Hizbollah’s entrenchment is so deep that it can doubtless keep operating even without Syrian support. After all, what kind of support is Syria providing? This support consisted, first and foremost, of weapons transfers, but also financial aid, logistical and transportation support and help in internal Lebanese matters. Today, Syria is no longer able to help with most of these things, yet Hizbollah is thriving and its importance is growing. Even with Syria falling apart, Iran can still send weapons to Lebanon by air and sea without running into interference. Financially, there's of course no need for Syrian intermediaries to channel funds from Iran to Lebanon. True, Syria's arms industry was a considerable source of supply for Hizbollah, and much Syrian ammunition found its way to the mountains and hills of southern Lebanon, as well as to eastern Lebanon's Bekaa Valley. But in any case, during direct clashes between Hizbollah and Israel, Syria conducted itself with great care.

So why does Hizbollah agree, nonetheless, to sacrifice its fighters on the Qalamoun range, in the suburbs of Damascus and Aleppo and on the Syrian side of the Golan? That's because Hizbollah is the most significant strike force of the Shiite axis outside Iran. Assad's Syria provides a central link in this axis. Its fall into Sunni hands, whether those of the Islamic State or of various opposition forces (such as Jabhat al-Nusra, the Free Syrian Army and dozens of Sunni, Kurdish and Druze sects) would deal Iran and its allies a painful blow.

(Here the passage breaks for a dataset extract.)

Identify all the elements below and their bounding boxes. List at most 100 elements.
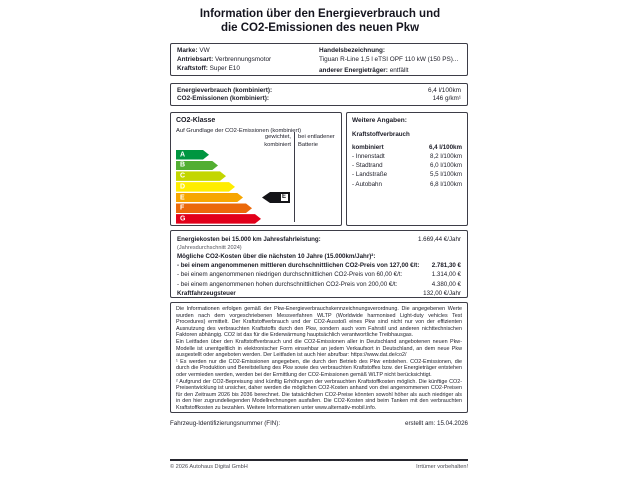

This does not mean that Hizbollah is not concerned. In addition to the deaths of its fighters in the Syrian arena, its militants are also deployed on the front lines of the fighting in Yemen, and in Iraq, where they are engaged in the eastern front battles against fighters of the Islamic State organization. Occasionally one hears, too, that another Hizbollah operative has been captured in some seemingly secondary arena in Asia, Europe and America, where the organization is trying to locate targets (mostly Jewish or Israelis).

This widespread deployment is straining the organization's capacity to its limits, but if it does not exhaust itself in Syria, the experience its soldiers are gaining there will only strengthen it."